L'attentat d'Eilat est un attentat-suicide perpétré le 29 janvier 2007 dans une boulangerie d'Eilat, par un Palestinien originaire de la Bande de Gaza, et a fait 3 victimes israéliennes. Cette attaque a été revendiquée[1],[2] à la fois par le Jihad islamique palestinien et les Brigades des martyrs d'Al-Aqsa.

Contexte[modifier | modifier le code]

L'attentat d'Eilat est réalisé sur fond de lutte de pouvoir entre les factions palestiniennes et de tirs de roquettes fréquents contre le territoire israélien.

Il s'agit du premier attentat à Eilat depuis 1992 (un militant palestinien était alors parvenu à Eilat à la nage et avait tué un agent de sécurité israélien), ville balnéaire du sud d'Israël qui avait jusque-là été préservée notamment au cours de la seconde Intifada depuis 2000 et lors des attentats jihadistes dans le Sinaï égyptien en 2004.

L'attentat d'Eilat est également le premier attentat réalisé sur le territoire israélien depuis le 17 avril 2006, date d'un attentat-suicide revendiqué également par le Jihad islamique palestinien et les Brigades des martyrs d'Al-Aqsa et ayant tué 11 personnes dans l'ancien terminus de bus de Tel Aviv. D'autres attaques ont été déjouées pendant cette période[3],[4] par les forces de sécurité israéliennes. La région d'Eilat avait elle-même été visée par d'autres actions de terreur[5] auparavant. En 2005, la ville avait été frappée par une roquette tirée depuis le territoire jordanien.

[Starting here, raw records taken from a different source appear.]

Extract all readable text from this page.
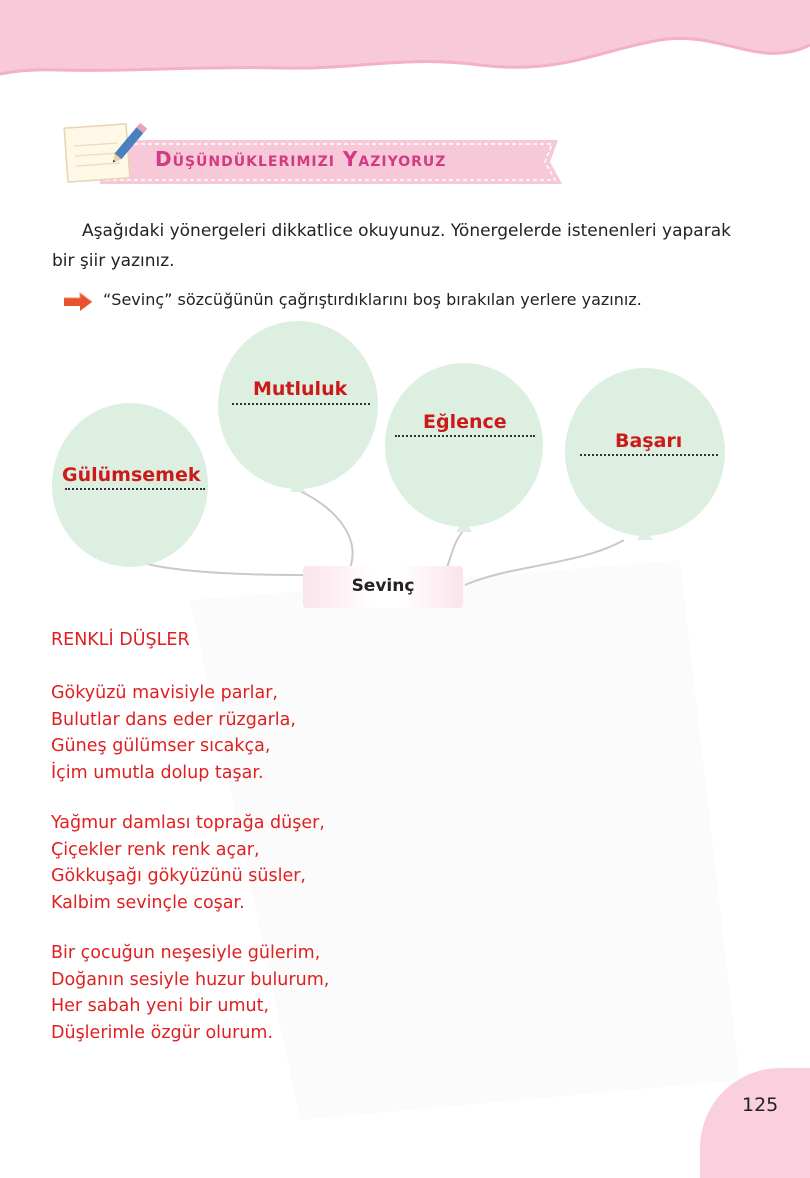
Düşündüklerimizi Yazıyoruz
Aşağıdaki yönergeleri dikkatlice okuyunuz. Yönergelerde istenenleri yaparak bir şiir yazınız.
“Sevinç” sözcüğünün çağrıştırdıklarını boş bırakılan yerlere yazınız.
Gülümsemek
Mutluluk
Eğlence
Başarı
Sevinç
RENKLİ DÜŞLER
Gökyüzü mavisiyle parlar,
Bulutlar dans eder rüzgarla,
Güneş gülümser sıcakça,
İçim umutla dolup taşar.
Yağmur damlası toprağa düşer,
Çiçekler renk renk açar,
Gökkuşağı gökyüzünü süsler,
Kalbim sevinçle coşar.
Bir çocuğun neşesiyle gülerim,
Doğanın sesiyle huzur bulurum,
Her sabah yeni bir umut,
Düşlerimle özgür olurum.
125
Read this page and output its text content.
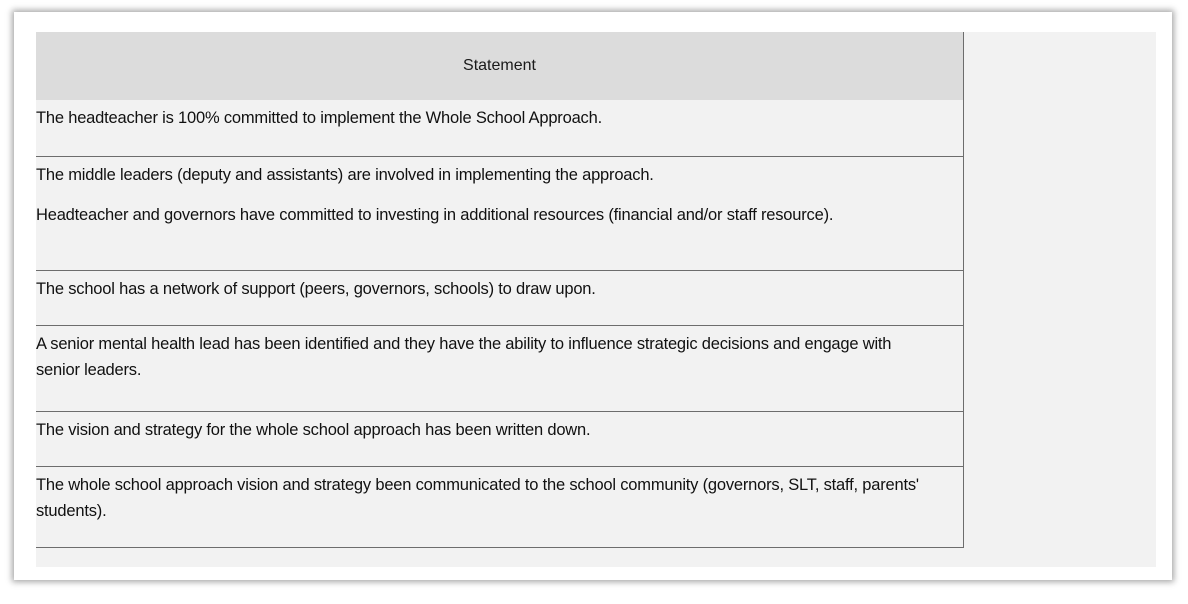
Statement
The headteacher is 100% committed to implement the Whole School Approach.
The middle leaders (deputy and assistants) are involved in implementing the approach.
Headteacher and governors have committed to investing in additional resources (financial and/or staff resource).
The school has a network of support (peers, governors, schools) to draw upon.
A senior mental health lead has been identified and they have the ability to influence strategic decisions and engage with senior leaders.
The vision and strategy for the whole school approach has been written down.
The whole school approach vision and strategy been communicated to the school community (governors, SLT, staff, parents' students).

Exécution de l'attentat[modifier | modifier le code]

L'attaque a été réalisée dans une zone résidentielle d'Eilat assez éloignée de la zone touristique du bord de mer.

L'auteur de l'attentat-suicide est Muhammed Faisal al-Saksak, âgé de 21 ans et sans emploi, résidant à Gaza et membre des Brigades des martyrs d'Al-Aqsa, affiliées au mouvement Fatah du Président palestinien Mahmoud Abbas. D'après ses proches, il avait perdu récemment sa petite fille malade. Son frère est un militant important du Jihad islamique et son meilleur ami serait mort au cours d'un affrontement avec les forces israéliennes. Sa famille avait remarqué son absence depuis 3 jours et avait connaissance de son dessein, tout en « priant pour la réussite de son opération martyr ».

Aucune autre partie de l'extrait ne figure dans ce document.